Great. Why should your life be more valuable than the life in your uterus?
Is it because it’s an inconvenience?
Ok, dear person who commented on this, this is something that most “pro-lifers” will never admit.
THERE ARE SHADES OF GREY IN THIS WORLD.
[possible trigger warning for rape]
There are so many women for whom having an abortion is a heart-wrenching, life-altering decision that, yes, will haunt them forever. For some it’s because of medical issues- having that child could KILL THEM. Or maybe the child is NOT VIABLE and the pregnancy will not end in a new life, but only in more pain and sorrow than the abortion will cause.
Some people are RAPED. They cannot handle having their rapists child, because of any number of reasons, not the least of those being the PSYCHOLOGICAL TRAUMA of carrying the child of the person who changed their lives forever and can not and should not have this type of hold over them.
For many women, their bodies are not able to carry a fetus to term. It’s not an inconvenience, it’s POSSIBLE DEATH.
So, so many people who are pro-choice are NOT PRO-ABORTION. I AM NOT PRO-ABORTION. I do not think that anyone should ever have to have an abortion.
But I am not going to force my fellow human beings to do something that they do not want or are not able to safely do. IF IT IS NOT YOUR BODY, IT IS NOT YOUR CHOICE.
If you’ve never thought about it before, think about it now- you do not know their stories. You do not know their pain. You are in no position to judge anyone for choosing a medical procedure that is in all probably the only means they have for saving their life or allowing them to pursue their lives to the greatest extent possible. AND IT IS NOT YOUR RIGHT TO DENY THEM THE MEANS TO DO SO SAFELY AND WITHOUT JUDGEMENT.
Being pro-choice does not mean being pro-abortion. It is about being pro-life. EVERYONE’S life.
Their life may not be more important than the life in their uterus to you, but to them, it
probably is. And it is their choice what to do with their life. And if they should choose to have an abortion, they are the one who will live with that decision, not you.
Ah, you mistake me.
Abortion should be a legal process. I do not think an abortion is the solution to an unwanted pregnancy.
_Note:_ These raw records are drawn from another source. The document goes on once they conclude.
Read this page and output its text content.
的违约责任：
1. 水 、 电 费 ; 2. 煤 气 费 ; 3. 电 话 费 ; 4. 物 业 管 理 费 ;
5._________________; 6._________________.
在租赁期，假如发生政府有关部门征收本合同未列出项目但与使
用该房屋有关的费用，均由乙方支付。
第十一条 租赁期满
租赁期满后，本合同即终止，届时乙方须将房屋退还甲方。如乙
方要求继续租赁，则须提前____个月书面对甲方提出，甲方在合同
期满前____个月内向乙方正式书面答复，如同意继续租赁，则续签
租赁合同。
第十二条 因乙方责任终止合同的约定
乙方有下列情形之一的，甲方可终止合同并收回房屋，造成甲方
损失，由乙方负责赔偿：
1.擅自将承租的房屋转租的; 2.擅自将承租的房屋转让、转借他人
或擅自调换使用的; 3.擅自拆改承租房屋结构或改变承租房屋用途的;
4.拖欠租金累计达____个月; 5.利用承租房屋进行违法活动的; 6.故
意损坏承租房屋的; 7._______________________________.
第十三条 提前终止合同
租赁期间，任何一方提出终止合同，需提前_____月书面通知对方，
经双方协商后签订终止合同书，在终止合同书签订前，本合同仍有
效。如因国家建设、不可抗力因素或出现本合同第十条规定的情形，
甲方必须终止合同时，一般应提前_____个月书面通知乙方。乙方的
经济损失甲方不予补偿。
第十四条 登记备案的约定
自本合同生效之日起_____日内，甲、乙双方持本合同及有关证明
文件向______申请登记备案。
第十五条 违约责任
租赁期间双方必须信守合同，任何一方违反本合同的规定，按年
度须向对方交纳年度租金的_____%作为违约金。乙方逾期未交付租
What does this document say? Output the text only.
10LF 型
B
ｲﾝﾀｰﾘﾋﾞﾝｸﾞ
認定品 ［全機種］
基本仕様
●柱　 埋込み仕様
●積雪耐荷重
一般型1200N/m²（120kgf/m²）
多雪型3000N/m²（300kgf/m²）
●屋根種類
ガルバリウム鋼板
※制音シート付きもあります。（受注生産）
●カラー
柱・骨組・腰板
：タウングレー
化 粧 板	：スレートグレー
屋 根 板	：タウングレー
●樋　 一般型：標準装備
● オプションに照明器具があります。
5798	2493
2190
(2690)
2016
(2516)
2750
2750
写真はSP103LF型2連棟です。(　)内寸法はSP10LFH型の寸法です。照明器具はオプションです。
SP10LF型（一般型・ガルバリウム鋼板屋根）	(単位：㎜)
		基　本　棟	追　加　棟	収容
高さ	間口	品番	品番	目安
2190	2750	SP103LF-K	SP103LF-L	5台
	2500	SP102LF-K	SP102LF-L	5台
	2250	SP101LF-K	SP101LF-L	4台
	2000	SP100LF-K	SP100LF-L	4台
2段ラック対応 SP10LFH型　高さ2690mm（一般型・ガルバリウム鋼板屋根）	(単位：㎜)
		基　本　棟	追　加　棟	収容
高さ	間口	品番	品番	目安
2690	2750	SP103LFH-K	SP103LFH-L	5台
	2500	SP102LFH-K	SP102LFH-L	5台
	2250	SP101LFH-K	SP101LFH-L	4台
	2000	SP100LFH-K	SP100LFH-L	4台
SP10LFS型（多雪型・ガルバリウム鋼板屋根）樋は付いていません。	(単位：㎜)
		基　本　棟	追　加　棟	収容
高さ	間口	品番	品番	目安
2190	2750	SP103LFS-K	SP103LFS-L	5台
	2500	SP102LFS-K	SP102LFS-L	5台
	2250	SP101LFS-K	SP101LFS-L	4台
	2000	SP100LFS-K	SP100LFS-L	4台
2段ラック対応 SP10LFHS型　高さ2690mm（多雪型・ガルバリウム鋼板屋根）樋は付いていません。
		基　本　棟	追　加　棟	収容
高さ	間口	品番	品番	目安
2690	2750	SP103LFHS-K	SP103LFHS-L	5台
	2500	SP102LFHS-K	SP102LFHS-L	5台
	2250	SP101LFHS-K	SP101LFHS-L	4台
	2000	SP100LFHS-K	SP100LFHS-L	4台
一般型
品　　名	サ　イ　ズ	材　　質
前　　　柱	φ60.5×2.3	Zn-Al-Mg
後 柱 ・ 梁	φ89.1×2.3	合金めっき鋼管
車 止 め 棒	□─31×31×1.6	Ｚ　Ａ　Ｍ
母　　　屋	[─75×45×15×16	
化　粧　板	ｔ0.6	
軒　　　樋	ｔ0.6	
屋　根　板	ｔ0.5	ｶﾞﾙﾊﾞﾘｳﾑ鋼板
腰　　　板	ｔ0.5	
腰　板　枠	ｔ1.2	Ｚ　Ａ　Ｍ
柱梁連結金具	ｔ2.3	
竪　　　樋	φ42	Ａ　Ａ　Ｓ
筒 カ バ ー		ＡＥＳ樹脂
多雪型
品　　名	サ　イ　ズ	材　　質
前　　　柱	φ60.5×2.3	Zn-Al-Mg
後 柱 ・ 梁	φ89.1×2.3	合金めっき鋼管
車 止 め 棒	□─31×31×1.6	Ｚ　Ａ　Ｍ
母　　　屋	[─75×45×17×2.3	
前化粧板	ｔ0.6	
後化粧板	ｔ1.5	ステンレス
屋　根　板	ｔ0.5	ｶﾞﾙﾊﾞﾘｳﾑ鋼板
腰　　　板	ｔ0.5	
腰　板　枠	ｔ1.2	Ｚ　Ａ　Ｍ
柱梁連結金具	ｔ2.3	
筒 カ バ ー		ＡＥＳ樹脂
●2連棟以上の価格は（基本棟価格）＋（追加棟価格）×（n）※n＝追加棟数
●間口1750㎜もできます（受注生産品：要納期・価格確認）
I do not think a child should be allowed to physically injure its mother. If the pregnancy has a risk of death higher than average, the couple (or the mother) should have the choice to terminate the pregnancy or to try to stick it out. If the pregnancy could cause long-term disability or sterility, it find its termination morally justifiable.
In any event, I truly believe that the abortion is monumentally saddening for those involved, and a tragedy at least equal to miscarriage and stillbirth. If the child is not viable and dies inside its mother, I think there is less anguish inherent in letting the child die and giving birth to its corpse than to kill it—and give birth to its corpse anyway.
Rape is woolly here. The rape is a tragedy, yes. The crime committed against that woman, her agency, perhaps against her will to live, is to me the most despicable act a human can commit. Yes, worse than taking life: refusing someone the right to control themselves, particularly when your sexual satisfaction comes at the cost of her well-being and even a child gestating in her unwanted. There are days when I have been literally catatonic with rage that rape exists. So understand that.
But the child is guiltless. Genetically bound to the criminal, certainly, but the child did not commit that rape, the child has committed no other crime. I understand that a raped woman would not want to carry this child. This is where our culture needs a sea change. You say I am ‘in no position to judge anyone for having an abortion’. You’re right. I’m not. I do not think a woman is a terrible person for having an abortion. I think she is wrong to have done so, but that does not affect how I see her. I disapprove of the smoking of marijuana, too, but that doesn’t mean I fault people I meet who smoke marijuana. I think that issue of judgement is key. Our culture needs first to stop treating rape as a thing that happens and start truly discouraging rape. Discourage women who say they’ve been raped when they haven’t need to stop. Believing women when they say they’ve been raped. That’s the first part.
But I argue that the solution for women who have unwanted children as products of rape is to agree as a nation to allocate funds for prenatal care, psychological care, foster care and other adoption resources to assist and protect these women and their children. Additionally, we need to agree not to judge these women for 1) being raped, 2) not wanting the children of their rapes, 3) being depressed or otherwise traumatised by their rapes.
Your presumption that I haven’t thought about this is misguided. It’s also insulting, but that’s not terribly important. There are better solutions to unwanted pregnancy than killing children. They’re just a lot, lot, harder.